Just seven days. She’d looked away for a one moment seven days ago—and he was gone. Christmas morning. He’d hung on long enough to tell her of his last present, hidden in plain sight in the used x-ray folder on the bedside table. A long list of crossed-out names had shuttled films back and forth across Northwest Hospital.
I bought this calendar the day you moved back to Seattle. Marked in all the “dates.” Now I know that I won’t get to go with you. I’m sorry to leave you so young.
“I’m twenty-nine, Daddy.” But it felt young. Her birthday gone unremarked because he’d never woken that day so close to his last.

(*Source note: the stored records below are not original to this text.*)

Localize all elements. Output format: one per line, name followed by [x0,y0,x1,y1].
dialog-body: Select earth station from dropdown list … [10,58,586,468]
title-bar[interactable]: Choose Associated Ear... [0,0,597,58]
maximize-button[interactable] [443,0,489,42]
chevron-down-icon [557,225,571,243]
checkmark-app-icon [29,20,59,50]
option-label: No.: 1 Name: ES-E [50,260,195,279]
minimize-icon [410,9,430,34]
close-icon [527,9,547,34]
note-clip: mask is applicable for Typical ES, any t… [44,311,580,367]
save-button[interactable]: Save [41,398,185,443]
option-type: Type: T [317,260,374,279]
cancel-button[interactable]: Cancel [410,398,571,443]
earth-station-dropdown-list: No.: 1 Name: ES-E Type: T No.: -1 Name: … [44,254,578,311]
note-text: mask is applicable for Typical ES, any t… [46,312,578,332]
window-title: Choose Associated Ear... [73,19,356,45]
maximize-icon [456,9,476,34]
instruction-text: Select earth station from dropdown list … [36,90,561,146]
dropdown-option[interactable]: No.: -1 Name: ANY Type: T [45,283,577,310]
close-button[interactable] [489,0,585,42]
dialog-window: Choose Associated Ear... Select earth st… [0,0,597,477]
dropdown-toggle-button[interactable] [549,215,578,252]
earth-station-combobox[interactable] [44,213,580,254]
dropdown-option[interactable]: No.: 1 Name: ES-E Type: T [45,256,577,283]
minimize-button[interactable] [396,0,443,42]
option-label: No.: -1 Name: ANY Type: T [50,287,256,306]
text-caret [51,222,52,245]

The hole in her heart was so broad that it would never be filled. He’d only been gone a week. Cremated, waked, and ashes spread on his beloved vineyard by the permission of the new owners. They’d owned his vineyard for five years, but still, they were the new ones. It wasn’t right—them living in the place where her father belonged. She could picture him so easily striding among the vines, rubbing the soil in his palm, showing his only child the wonders of the changing seasons, the lifecycle of a grapevine, and the nurturing of honeybees.
For our first “date” I will just tell you how proud I am of you. My daughter took a vintner’s education and turned herself into the best food-and-wine columnist ever.

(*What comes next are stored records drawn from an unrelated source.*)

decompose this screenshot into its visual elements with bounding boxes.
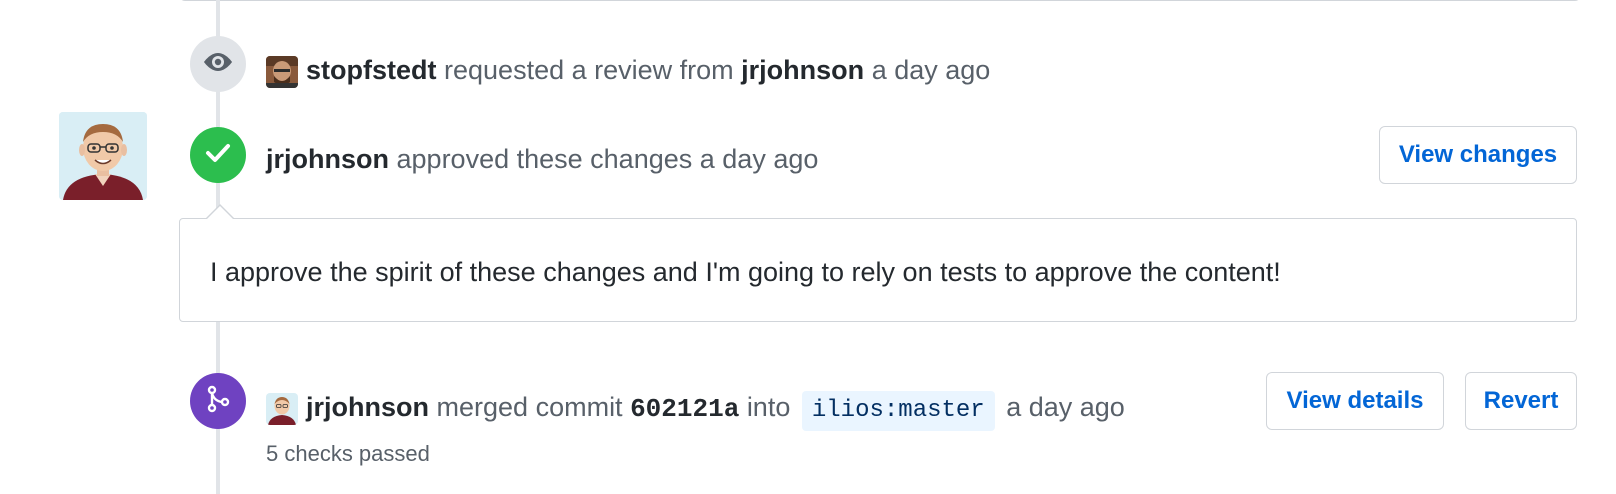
commit-sha-link[interactable]: 602121a bbox=[630, 394, 739, 424]
approval-time[interactable]: a day ago bbox=[700, 144, 819, 174]
review-request-event: stopfstedt requested a review from jrjoh… bbox=[266, 52, 990, 88]
review-request-action: requested a review from bbox=[444, 55, 734, 85]
view-details-button[interactable]: View details bbox=[1266, 372, 1444, 430]
approved-badge bbox=[190, 127, 246, 183]
eye-icon bbox=[201, 50, 235, 79]
merged-badge bbox=[190, 373, 246, 429]
revert-button[interactable]: Revert bbox=[1465, 372, 1577, 430]
avatar-jrjohnson-small[interactable] bbox=[266, 392, 298, 425]
branch-ref[interactable]: ilios:master bbox=[801, 391, 995, 431]
avatar-jrjohnson-large[interactable] bbox=[59, 112, 147, 200]
review-requester-link[interactable]: stopfstedt bbox=[306, 55, 437, 85]
merge-event: jrjohnson merged commit 602121a into ili… bbox=[266, 389, 1125, 431]
approval-action: approved these changes bbox=[396, 144, 693, 174]
view-changes-button[interactable]: View changes bbox=[1379, 126, 1577, 184]
previous-comment-box-bottom bbox=[179, 0, 1581, 1]
merge-time[interactable]: a day ago bbox=[1006, 392, 1125, 422]
checks-status[interactable]: 5 checks passed bbox=[266, 440, 430, 468]
git-merge-icon bbox=[206, 385, 230, 418]
reviewer-link[interactable]: jrjohnson bbox=[741, 55, 864, 85]
comment-caret-fill bbox=[207, 206, 233, 219]
avatar-stopfstedt[interactable] bbox=[266, 55, 298, 88]
approver-link[interactable]: jrjohnson bbox=[266, 144, 389, 174]
approval-event: jrjohnson approved these changes a day a… bbox=[266, 141, 818, 177]
review-request-time[interactable]: a day ago bbox=[872, 55, 991, 85]
merge-action: merged commit bbox=[436, 392, 623, 422]
merger-link[interactable]: jrjohnson bbox=[306, 392, 429, 422]
approval-comment-body: I approve the spirit of these changes an… bbox=[210, 257, 1281, 287]
review-request-badge bbox=[190, 36, 246, 92]
check-icon bbox=[205, 143, 231, 168]
merge-into-text: into bbox=[746, 392, 791, 422]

He always believed in her. Always rooted for her. Her number one fan had always cheered her on. He’d been the same way with her boyfriends: welcoming them when they arrived, consoling her when they were gone, and offering no harsh judgment—not even about the boys she should have avoided like a bottle of rotgut Thunderbird.
The wind rattled the paper, drawing her attention back to the letter.

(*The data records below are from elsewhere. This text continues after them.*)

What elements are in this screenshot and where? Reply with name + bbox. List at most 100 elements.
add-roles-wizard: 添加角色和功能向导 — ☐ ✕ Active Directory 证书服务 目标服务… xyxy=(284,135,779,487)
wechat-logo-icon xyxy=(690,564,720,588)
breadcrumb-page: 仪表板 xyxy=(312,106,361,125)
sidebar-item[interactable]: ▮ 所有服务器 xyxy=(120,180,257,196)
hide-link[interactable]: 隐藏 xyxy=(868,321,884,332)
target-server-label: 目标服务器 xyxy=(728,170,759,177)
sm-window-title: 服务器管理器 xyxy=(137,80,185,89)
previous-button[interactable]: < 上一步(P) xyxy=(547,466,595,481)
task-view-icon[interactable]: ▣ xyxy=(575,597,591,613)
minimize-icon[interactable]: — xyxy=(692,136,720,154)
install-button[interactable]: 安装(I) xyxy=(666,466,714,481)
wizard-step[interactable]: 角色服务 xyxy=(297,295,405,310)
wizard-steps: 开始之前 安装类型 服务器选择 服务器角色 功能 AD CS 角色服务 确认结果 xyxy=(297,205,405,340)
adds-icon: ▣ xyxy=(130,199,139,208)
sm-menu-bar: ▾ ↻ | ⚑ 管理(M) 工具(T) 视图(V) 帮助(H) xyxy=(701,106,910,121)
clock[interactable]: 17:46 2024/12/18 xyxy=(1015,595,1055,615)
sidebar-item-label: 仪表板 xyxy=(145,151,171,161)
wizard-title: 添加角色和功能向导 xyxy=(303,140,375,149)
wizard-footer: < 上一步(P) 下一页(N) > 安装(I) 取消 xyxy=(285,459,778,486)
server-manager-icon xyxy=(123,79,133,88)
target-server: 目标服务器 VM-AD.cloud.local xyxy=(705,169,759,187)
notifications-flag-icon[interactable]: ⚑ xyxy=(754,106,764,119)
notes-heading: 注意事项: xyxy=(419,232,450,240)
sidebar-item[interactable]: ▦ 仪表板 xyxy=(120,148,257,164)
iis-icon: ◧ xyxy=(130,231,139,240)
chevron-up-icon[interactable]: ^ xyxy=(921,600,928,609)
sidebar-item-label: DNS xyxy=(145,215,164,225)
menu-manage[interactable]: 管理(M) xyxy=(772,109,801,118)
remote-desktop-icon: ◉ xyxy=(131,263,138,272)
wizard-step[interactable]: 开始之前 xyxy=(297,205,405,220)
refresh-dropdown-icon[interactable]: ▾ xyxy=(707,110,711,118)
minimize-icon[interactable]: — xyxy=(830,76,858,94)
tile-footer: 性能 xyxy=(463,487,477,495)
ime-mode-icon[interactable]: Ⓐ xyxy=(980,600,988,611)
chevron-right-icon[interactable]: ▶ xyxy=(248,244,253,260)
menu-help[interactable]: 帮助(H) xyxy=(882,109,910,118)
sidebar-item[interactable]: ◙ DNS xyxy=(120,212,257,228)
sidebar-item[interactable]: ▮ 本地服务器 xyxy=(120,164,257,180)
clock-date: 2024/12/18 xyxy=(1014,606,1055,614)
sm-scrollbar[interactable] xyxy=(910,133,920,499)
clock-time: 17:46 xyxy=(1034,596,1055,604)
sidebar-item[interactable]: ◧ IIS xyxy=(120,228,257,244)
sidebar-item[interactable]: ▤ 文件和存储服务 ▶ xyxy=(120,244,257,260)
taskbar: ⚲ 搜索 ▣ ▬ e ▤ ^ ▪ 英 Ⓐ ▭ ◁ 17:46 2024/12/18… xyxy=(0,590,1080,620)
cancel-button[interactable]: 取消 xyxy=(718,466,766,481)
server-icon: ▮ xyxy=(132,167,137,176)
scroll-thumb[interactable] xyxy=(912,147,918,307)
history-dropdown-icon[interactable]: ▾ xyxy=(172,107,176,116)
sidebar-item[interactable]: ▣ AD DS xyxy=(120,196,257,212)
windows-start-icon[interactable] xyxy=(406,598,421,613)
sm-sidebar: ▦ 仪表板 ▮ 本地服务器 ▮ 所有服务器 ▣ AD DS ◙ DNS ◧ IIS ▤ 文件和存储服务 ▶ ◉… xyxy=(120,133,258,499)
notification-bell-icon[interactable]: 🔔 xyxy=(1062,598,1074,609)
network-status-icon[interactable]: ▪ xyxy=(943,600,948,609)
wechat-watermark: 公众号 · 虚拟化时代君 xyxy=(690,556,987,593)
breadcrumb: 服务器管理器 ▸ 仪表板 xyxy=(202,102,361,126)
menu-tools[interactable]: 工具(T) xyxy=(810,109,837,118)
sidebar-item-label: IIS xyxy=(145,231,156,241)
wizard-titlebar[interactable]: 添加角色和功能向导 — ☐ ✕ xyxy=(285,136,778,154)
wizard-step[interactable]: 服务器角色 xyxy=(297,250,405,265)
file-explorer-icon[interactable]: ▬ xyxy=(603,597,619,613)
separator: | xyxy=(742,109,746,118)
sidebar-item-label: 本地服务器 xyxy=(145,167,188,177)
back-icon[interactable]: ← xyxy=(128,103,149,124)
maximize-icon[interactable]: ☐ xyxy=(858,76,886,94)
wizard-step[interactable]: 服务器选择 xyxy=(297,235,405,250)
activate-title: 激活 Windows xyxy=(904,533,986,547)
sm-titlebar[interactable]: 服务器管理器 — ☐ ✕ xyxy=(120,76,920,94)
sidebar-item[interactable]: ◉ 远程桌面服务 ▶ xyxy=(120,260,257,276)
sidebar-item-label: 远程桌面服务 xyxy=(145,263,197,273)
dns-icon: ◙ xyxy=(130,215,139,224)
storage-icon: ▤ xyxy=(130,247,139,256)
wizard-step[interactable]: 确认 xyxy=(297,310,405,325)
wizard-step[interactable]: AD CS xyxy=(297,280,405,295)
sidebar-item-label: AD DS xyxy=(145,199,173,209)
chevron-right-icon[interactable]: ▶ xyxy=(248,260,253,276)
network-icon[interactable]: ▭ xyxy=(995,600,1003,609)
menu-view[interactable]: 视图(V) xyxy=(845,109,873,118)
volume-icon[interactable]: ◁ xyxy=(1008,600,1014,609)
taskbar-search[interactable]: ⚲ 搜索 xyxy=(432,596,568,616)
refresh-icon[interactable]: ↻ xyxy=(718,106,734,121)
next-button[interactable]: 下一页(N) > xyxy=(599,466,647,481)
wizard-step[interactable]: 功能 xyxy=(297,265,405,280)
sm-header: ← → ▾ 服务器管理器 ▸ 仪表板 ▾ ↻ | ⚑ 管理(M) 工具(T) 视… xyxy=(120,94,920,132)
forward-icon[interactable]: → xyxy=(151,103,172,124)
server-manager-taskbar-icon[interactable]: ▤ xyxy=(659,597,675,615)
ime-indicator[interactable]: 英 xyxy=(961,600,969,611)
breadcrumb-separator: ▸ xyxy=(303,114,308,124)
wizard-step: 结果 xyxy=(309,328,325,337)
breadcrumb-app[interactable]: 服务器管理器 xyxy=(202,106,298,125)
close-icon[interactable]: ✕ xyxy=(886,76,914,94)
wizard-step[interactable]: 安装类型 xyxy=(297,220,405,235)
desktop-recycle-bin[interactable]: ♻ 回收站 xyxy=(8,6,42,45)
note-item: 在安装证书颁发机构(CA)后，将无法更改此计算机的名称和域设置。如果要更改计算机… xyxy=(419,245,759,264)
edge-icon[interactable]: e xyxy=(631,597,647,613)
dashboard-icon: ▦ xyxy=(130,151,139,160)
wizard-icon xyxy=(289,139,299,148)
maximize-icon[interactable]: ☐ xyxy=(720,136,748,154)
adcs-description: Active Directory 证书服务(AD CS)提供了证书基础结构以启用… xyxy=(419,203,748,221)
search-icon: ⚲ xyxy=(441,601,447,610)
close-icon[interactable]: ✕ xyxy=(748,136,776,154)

You are so like me. You figure out what feels right and you just go do it; damn the consequences. I could never fault you for leaving. I always did what I wanted, too. Saw it and went right for it, no discussion needed, always wearing perfect blinders that blocked out everything else. You got that from me. You come by your whimsical stubbornness honestly, Ice Sweet.
But he was wrong, she wasn’t stubborn. It had taken years of careful planning for her to reach this far. Even her move to Seattle to be with him had been calculated, though she never told him about that. She shifted on the hard rock that was in imminent danger of freezing her butt.
Her father kept apologizing for all the wrong things. Seattle had ended up being a great career move, or was finally becoming one as she’d hoped. In New York, she worked as one of a thousand food and wine reviewers. Okay one in fifty—maybe even one in twenty-five, she was damn good—but there were only three women at that level. The other twenty-two were members of longstanding in the old boys’ club.
“We’re looking for someone with a more refined palate.” Read that as someone who was “male.”
She’d let go of her sublet in Manhattan when she’d found out her father was sick. Bought a condo in Seattle to be near, but not too near him on Bainbridge Island. Helped him move into the elder-care by Northgate when he couldn’t care for himself any longer and from there to Northwest Hospital where she’d lived out his last two weeks in the chair by his bed.
The Village Voice dropped her the day she left Manhattan. That had hurt as they’d run her first-ever review, a short piece on Jim and Charlie’s Punk and Wine Bistro. Jim and Charlie’s was still there, partly thanks to that review that was still framed and hung in the center of bar’s mirror.
But in Seattle she was rapidly rising to the very upper crust of the apple pie. Her reviews ran in every local paper. The San Francisco Chronicle had picked her up for their Travel section the next week making it difficult to stay grumpy about the loss of The Voice. Then AAA took her national with a regular column for their magazines. From there, it hadn’t been a big step to national syndication. Six more months in New York and she’d have still been grinding her way up from the twentieth spot to the nineteenth. She was going to bypass the lot of them by skipping right past the “required” and sitting at the head table herself.